The thing is, Amazon today doesn’t get any of the data out of IFTTT’s AWS usage. At least not that I can tell from reading the AWS Data Privacy site, which says,”Customers maintain ownership of their customer content and select which AWS services process, store and host their customer content. We do not access or use customer content for any purpose other than as legally required and for maintaining the AWS services and providing them to our customers and their end users. We never use customer content or derive information from it for marketing or advertising.”

So any potential deal would provide Amazon ownership of the IFTTT data that’s flowing to connected devices, services, and notifications. That helps Amazon understand which “things” its customers are connecting.This could provide opportunities for Amazon to sell hardware or products that can assist with its customer’s home automation goals. Do we, as customers of IFTTT necessarily want that? Obviously, that’s debatable but for now I’m removing my “consumer” hat to think about this scenario.

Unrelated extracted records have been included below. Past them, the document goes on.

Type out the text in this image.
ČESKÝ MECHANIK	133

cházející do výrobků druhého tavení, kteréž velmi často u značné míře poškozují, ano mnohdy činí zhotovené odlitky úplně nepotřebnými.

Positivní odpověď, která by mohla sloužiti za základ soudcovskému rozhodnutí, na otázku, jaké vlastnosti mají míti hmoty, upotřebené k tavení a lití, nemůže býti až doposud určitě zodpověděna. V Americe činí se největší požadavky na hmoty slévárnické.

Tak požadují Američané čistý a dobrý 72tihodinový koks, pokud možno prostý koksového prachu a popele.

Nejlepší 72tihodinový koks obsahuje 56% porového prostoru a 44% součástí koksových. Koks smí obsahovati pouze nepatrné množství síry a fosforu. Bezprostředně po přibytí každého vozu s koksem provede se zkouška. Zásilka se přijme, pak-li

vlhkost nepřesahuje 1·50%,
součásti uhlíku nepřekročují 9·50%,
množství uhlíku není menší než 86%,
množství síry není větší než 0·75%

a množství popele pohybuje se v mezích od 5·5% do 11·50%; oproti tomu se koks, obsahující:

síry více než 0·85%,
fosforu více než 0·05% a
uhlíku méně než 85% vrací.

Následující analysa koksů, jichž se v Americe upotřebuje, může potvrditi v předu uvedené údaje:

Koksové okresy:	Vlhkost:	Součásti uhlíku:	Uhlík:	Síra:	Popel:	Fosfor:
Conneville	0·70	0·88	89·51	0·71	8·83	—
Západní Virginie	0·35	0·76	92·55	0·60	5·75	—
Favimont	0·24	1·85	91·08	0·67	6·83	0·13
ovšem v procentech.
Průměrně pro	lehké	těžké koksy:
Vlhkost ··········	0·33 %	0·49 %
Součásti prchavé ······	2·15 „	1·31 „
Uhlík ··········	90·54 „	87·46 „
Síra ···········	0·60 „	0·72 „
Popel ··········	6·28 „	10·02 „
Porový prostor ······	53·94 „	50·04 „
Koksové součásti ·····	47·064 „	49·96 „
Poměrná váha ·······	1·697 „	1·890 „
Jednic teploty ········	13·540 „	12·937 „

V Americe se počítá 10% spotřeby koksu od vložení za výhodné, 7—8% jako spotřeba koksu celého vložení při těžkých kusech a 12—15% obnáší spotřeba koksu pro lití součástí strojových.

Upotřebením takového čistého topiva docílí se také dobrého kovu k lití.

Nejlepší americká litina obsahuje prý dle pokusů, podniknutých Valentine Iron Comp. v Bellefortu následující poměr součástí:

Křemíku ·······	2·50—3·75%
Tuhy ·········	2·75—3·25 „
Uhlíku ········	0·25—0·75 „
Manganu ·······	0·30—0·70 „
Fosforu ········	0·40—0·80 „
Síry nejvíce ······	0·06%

And if I’m really doing that, I’m going to with a thought that the consumer me really doesn’t like, but here it goes: With a purchase of IFTTT, Amazon could make the service exclusive to its own devices. Again, that’s not something I’d want to hear as an IFTTT user but let’s think about it from Amazon’s standpoint.

This exclusivity could be the true third pillar of Amazon’s Echo plans as a platform, the first being Alexa Voice Services and the second being Alexa Skills. With a simple-for-the-masses tool to create unique automations, Amazon would have a powerful smart home ecosystem for both developers and everyday consumers. And that could be a huge advantage compared to Amazon’s rivals.

Would it be feasible for Amazon to purchase IFTTT from a financial standpoint? Absolutely. IFTTT has raised $ 33.8 million to date, and if the investors wanted a 10x return, as an example, it would only cost Amazon $ 338 million for the purchase. Amazon ended its last financial quarter with $ 12.8 billion in cash and cash equivalents, so the investment wouldn’t be held back by the balance sheet.

I’m betting someone buys IFTTT at some point, although the company could always go public before that happens. Regardless, Amazon would be well served to grab IFTTT before a competitor does, helping to keep building up on the momentum Amazon has in our smart homes.